Open government advocates in Mississippi are finally starting to see legislative support after years of pushing for better access to records and meetings with several bills moving forward this week.
The “crown jewel,” as one advocate refers to it as, is HB 474, which would require all law enforcement agencies to make incident reports available to the public once an investigation is complete. State House and Senate committees passed companion bills addressing this issue on Tuesday.
Although these reports are technically public information, no requirement exists under Mississippi law that states agencies must release them in any routine fashion. Some newspapers have set up relationships with agencies so they do receive them, but according to Dan Davis, managing editor of the Hattiesburg American, those organizations are in the minority.
“I think it’s an accumulation of a lot of things at a lot of newspapers,” Davis said. “I’ve been in Mississippi newspapers for 33 years and it seems every year it gets worse. And, [HB] 474 is the crown jewel of this package.”

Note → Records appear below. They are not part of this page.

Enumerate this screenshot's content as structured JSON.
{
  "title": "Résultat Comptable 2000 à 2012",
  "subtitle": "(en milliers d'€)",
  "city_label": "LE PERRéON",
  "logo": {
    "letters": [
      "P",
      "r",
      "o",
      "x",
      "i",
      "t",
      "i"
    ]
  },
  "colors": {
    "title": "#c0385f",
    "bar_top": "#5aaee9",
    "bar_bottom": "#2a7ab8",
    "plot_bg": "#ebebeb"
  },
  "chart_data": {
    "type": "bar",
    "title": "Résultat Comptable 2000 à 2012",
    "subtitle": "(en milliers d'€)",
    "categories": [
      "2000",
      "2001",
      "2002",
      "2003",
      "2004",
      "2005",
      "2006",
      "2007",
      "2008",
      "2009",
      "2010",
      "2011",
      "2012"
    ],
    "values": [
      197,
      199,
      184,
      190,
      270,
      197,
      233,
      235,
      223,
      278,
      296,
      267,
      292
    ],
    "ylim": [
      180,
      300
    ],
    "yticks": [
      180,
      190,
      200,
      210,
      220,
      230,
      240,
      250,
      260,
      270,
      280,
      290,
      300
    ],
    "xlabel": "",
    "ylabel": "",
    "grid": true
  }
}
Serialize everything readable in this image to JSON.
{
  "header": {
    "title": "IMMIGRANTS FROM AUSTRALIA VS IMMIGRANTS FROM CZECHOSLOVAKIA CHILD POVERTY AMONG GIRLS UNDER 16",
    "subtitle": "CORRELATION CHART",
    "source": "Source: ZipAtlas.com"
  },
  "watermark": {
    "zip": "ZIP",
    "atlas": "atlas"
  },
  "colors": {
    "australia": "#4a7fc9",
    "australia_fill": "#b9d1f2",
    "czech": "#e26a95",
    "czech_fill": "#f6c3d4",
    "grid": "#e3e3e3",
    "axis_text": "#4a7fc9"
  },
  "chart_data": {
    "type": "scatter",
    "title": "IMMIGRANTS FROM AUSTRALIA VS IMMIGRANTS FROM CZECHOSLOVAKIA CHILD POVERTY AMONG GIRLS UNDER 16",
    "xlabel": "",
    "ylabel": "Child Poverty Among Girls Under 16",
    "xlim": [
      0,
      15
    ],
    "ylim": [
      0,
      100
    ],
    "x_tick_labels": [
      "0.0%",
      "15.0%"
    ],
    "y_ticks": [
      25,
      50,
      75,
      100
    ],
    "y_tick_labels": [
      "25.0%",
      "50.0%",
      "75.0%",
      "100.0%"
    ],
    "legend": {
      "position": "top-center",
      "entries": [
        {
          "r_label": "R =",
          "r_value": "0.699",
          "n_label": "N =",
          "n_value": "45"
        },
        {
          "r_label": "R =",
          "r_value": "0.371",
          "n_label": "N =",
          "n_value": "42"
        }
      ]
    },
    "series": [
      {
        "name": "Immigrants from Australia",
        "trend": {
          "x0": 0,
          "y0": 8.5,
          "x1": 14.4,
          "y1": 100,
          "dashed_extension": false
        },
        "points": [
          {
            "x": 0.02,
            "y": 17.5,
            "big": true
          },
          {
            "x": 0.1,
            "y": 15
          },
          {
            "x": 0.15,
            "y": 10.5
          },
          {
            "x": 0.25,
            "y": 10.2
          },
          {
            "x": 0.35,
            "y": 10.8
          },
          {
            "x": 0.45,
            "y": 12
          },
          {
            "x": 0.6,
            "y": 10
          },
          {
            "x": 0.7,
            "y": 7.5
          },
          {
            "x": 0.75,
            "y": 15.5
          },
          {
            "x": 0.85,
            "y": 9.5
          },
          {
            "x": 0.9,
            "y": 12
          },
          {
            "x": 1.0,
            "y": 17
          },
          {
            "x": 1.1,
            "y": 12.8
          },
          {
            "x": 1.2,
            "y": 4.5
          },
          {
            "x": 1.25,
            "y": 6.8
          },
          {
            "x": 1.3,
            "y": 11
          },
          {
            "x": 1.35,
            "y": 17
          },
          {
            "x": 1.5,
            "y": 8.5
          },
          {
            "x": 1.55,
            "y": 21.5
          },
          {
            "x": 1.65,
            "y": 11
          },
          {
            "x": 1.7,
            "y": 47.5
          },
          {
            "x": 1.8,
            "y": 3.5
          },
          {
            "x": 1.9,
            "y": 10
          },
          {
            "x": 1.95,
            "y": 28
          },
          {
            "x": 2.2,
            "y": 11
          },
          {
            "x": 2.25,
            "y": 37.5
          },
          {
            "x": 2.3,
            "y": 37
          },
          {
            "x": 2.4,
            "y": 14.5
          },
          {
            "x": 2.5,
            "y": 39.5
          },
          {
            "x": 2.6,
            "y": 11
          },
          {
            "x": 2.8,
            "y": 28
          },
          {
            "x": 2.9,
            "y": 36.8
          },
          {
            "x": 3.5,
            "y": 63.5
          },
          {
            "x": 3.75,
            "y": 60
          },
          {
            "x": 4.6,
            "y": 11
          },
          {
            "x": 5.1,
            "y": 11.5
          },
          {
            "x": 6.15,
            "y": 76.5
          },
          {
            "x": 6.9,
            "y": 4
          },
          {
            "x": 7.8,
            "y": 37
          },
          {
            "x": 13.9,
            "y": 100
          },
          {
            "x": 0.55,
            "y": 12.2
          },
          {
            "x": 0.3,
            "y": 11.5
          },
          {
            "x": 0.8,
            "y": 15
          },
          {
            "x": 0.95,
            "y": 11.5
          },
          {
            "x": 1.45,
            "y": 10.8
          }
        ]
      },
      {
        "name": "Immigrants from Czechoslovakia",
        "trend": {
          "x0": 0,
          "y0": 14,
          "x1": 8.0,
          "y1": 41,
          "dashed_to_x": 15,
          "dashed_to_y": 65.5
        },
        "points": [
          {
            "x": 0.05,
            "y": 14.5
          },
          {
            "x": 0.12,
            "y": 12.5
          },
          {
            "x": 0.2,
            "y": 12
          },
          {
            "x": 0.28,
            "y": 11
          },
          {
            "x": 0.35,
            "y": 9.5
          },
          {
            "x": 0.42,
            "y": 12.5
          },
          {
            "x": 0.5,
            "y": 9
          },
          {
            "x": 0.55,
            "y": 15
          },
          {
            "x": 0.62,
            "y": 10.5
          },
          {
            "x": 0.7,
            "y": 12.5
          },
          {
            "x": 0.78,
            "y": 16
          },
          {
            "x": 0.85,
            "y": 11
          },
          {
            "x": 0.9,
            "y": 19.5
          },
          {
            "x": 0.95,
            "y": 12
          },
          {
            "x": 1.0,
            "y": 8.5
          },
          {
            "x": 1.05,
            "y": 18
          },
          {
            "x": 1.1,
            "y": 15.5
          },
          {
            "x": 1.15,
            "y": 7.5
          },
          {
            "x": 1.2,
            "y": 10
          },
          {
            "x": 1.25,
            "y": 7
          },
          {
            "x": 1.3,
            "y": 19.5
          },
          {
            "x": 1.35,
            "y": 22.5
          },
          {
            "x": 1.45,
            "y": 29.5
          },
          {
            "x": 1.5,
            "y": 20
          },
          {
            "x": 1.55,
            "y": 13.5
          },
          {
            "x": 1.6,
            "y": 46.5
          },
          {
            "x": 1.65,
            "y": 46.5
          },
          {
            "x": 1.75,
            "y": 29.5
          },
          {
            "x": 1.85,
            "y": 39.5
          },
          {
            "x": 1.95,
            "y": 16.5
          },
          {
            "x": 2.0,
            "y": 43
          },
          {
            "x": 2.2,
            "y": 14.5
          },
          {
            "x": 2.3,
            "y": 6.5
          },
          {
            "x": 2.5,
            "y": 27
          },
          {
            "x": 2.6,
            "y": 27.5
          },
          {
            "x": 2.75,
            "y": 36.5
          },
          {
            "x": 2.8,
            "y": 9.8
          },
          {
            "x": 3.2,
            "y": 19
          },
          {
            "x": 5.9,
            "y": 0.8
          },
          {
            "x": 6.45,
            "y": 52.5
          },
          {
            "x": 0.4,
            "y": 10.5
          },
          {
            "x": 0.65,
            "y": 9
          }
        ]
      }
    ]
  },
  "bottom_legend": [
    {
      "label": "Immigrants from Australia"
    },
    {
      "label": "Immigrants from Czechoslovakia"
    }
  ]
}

Another bill passing committee aims to improve access to public records and meetings. It puts the state Ethics Commission into an official ombudsman position, mediating disputes between the government and information requesters.
Jeanni Atkins, executive director of the Mississippi Center of Freedom of Information, said this bill would help alleviate individuals and news organizations from incurring costly legal fees since, as the current situation stands, the only way to battle a denied request is to file suit.
Supporters of the various bills, which also include one addressing campaign finance reform and another providing public access to state contracts online, are hopeful that at least some one of these measures will pass.
Layne Bruce, executive director of the Mississippi Press Association, said HB 474 has a “good chance of succeeding” in some form or another. Although advocates have been pushing for a bill like this for years, this is the furthest their efforts have made it, Bruce said.
“This year differs in that there really seems to be a thirst and demand among the general public to get this straightened out and make sure the public at large has access to public records,” Bruce said. “After all, they’re open records and we need to remove the barriers and restrictions that are in place.”
An eight-day series the Hattiesburg American ran the week of Feb. 10 highlights the obstacles that individuals and news organizations often face when requesting public information in Mississippi. According to Bruce, this is an issue that has escalated over the years.
“I think there was no one overriding issue that caused this drumbeat to build,” he said. “It’s a death by a 1,000 cuts. The public records law has just been widdled away so consistently over the years that it has become virtually impossible for even the press or public at large to find out basic information about what the government is doing."